Tantangan kesenian Buto Gedruk ini merupakan masyarakat sendiri yang semakin hari akan slalu mengalami perubahan dan mengikuti perkembangan kehidupan mereka. Mungkin untuk masyarakat yang memiliki umur lebih tua akan tetap kuat mempertahankan budaya atau kesenian ini namun tentu saja kesenian seperti ini pasti memerlukan pembaruan dalam aspek orang-orang yang berpartisipasi didalamnya, seperti regenerasi penarinya. Namun seperti yang kebanyakan terjadi anak-anak muda sekarang cenderung tidak tertarik terhadap kesenian- keseniang yang seharusnya dijaga dan dilestarikan karena mereka lebih memilih untuk mengikuti perkembangan jaman yang seiring berjalannya waktu akan menggerus kelestarian budaya yang ada. Sehingga harus mencari cara agar generasi yang lebih muda memiliki rasa kepedulian yang tinggi untuk menjaga kelestarian budaya khususnya tarian Buto Gedruk ini.
Peluang untuk keseian Buto Gedruk ini sangat besar. Apabila dijaga dan terus dilestarikan tentu akan membuka jalan untuk terus terjaganya budaya dan kesenian yang akan berdampak  positif bagi masyarakat baik dalam aspek ekonomi dan juga kehidupan mereka dalam bermasyarkat.

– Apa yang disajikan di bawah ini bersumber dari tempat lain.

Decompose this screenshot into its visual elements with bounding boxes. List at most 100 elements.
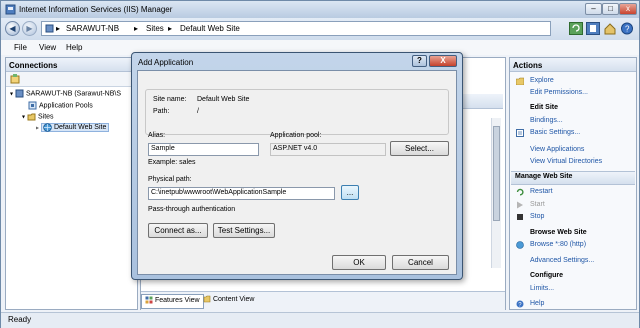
sites-folder-icon [27,113,36,121]
connections-pane: Connections ▾ SARAWUT-NB (Sarawut-NB\S A… [5,57,138,310]
close-window-button[interactable]: x [619,3,637,15]
tree-sites[interactable]: ▾ Sites [22,112,54,121]
forward-button[interactable]: ▶ [22,21,37,36]
view-switcher: Features View Content View [141,291,505,310]
content-view-label: Content View [212,295,255,303]
action-limits[interactable]: Limits... [530,285,554,292]
stop-icon[interactable] [586,22,600,35]
status-text: Ready [8,315,32,324]
restart-icon [516,188,524,196]
title-bar: Internet Information Services (IIS) Mana… [1,1,639,18]
browse-path-button[interactable]: ... [341,185,359,200]
connections-header: Connections [6,58,137,72]
action-basic-settings[interactable]: Basic Settings... [530,129,580,136]
action-view-virtual-directories[interactable]: View Virtual Directories [530,158,602,165]
action-help[interactable]: Help [530,300,544,307]
basic-settings-icon [516,129,524,137]
status-bar: Ready [1,312,639,328]
physical-path-label: Physical path: [148,176,192,183]
test-settings-button[interactable]: Test Settings... [213,223,275,238]
features-view-tab[interactable]: Features View [141,294,204,309]
breadcrumb-separator: ▸ [134,24,139,33]
scrollbar-thumb[interactable] [493,126,500,221]
path-value: / [197,108,199,115]
center-column-header [461,94,503,109]
select-app-pool-button[interactable]: Select... [390,141,449,156]
breadcrumb-separator: ▸ [168,24,173,33]
menu-file[interactable]: File [14,43,27,52]
actions-header: Actions [510,58,636,72]
server-icon [45,24,54,33]
tree-server[interactable]: ▾ SARAWUT-NB (Sarawut-NB\S [10,89,121,98]
breadcrumb-site[interactable]: Default Web Site [180,24,240,33]
action-browse-80[interactable]: Browse *:80 (http) [530,241,586,248]
action-bindings[interactable]: Bindings... [530,117,563,124]
browse-web-site-header: Browse Web Site [530,229,587,236]
cancel-button[interactable]: Cancel [392,255,449,270]
menu-help[interactable]: Help [66,43,82,52]
server-icon [15,89,24,98]
tree-app-pools-label: Application Pools [39,102,93,110]
dialog-body: Site name: Default Web Site Path: / Alia… [137,70,457,275]
action-view-applications[interactable]: View Applications [530,146,584,153]
browse-icon [516,241,524,249]
tree-default-web-site-label: Default Web Site [53,124,107,132]
alias-example: Example: sales [148,159,196,166]
tree-default-web-site[interactable]: ▸ Default Web Site [36,123,110,133]
connections-toolbar [6,72,137,87]
alias-input[interactable]: Sample [148,143,259,156]
menu-view[interactable]: View [39,43,56,52]
pass-through-auth-label: Pass-through authentication [148,206,236,213]
minimize-button[interactable]: – [585,3,602,15]
home-icon[interactable] [603,22,617,35]
address-bar: ◀ ▶ ▸ SARAWUT-NB ▸ Sites ▸ Default Web S… [1,18,639,40]
expand-icon[interactable]: ▸ [36,125,39,131]
stop-site-icon [517,214,523,220]
action-advanced-settings[interactable]: Advanced Settings... [530,257,594,264]
window-title: Internet Information Services (IIS) Mana… [19,5,173,14]
content-view-icon [203,295,211,303]
help-icon[interactable]: ? [620,22,634,35]
collapse-icon[interactable]: ▾ [10,91,13,97]
action-explore[interactable]: Explore [530,77,554,84]
application-pool-label: Application pool: [270,132,322,139]
add-application-dialog: Add Application ? X Site name: Default W… [131,52,463,280]
features-view-label: Features View [154,297,200,304]
tree-sites-label: Sites [37,113,54,121]
physical-path-input[interactable]: C:\inetpub\wwwroot\WebApplicationSample [148,187,335,200]
alias-label: Alias: [148,132,166,139]
dialog-help-button[interactable]: ? [412,55,427,67]
connect-as-button[interactable]: Connect as... [148,223,208,238]
action-stop[interactable]: Stop [530,213,544,220]
path-label: Path: [153,108,170,115]
action-restart[interactable]: Restart [530,188,553,195]
features-view-icon [145,296,153,304]
refresh-icon[interactable] [569,22,583,35]
new-connection-icon[interactable] [10,74,20,84]
configure-header: Configure [530,272,564,279]
vertical-scrollbar[interactable] [491,118,501,268]
content-view-tab[interactable]: Content View [203,295,254,303]
action-start[interactable]: Start [530,201,545,208]
svg-text:?: ? [625,25,630,34]
help-action-icon: ? [516,300,524,308]
maximize-button[interactable]: □ [602,3,619,15]
back-button[interactable]: ◀ [5,21,20,36]
manage-web-site-header: Manage Web Site [515,173,573,180]
breadcrumb-sites[interactable]: Sites [146,24,164,33]
tree-server-label: SARAWUT-NB (Sarawut-NB\S [25,90,122,98]
breadcrumb: ▸ SARAWUT-NB ▸ Sites ▸ Default Web Site [41,21,551,36]
breadcrumb-server[interactable]: SARAWUT-NB [66,24,119,33]
tree-app-pools[interactable]: Application Pools [28,101,93,110]
edit-site-header: Edit Site [530,104,559,111]
dialog-close-button[interactable]: X [429,55,457,67]
ok-button[interactable]: OK [332,255,386,270]
collapse-icon[interactable]: ▾ [22,114,25,120]
site-name-value: Default Web Site [197,96,250,103]
action-edit-permissions[interactable]: Edit Permissions... [530,89,588,96]
explore-icon [516,77,524,85]
globe-icon [43,123,52,132]
actions-pane: Actions Explore Edit Permissions... Edit… [509,57,637,310]
site-name-label: Site name: [153,96,187,103]
iis-app-icon [5,4,16,15]
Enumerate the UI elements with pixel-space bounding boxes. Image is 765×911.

 Masih terjaganya kesenian Gedrug di Desa Campursari diharapkan mampu sebagai upaya pelestarian sebuah kesenian. Hal ini juga menjadi motivasi bagi kesenian setempat untuk lebih bisa mempertahankan seni tradisinya. Tari komunal pada intinya merupakan kesenian yang dimiliki banyak orang atau suatu masyarakat itu sendiri. Sebanyak apapun grup ataupun komunitas kesenian, hendaknya tidak menjadi sebuah ajang persaingan. Namun menjadi sarana untuk maju bersama dalam melestarikan budaya bangsa.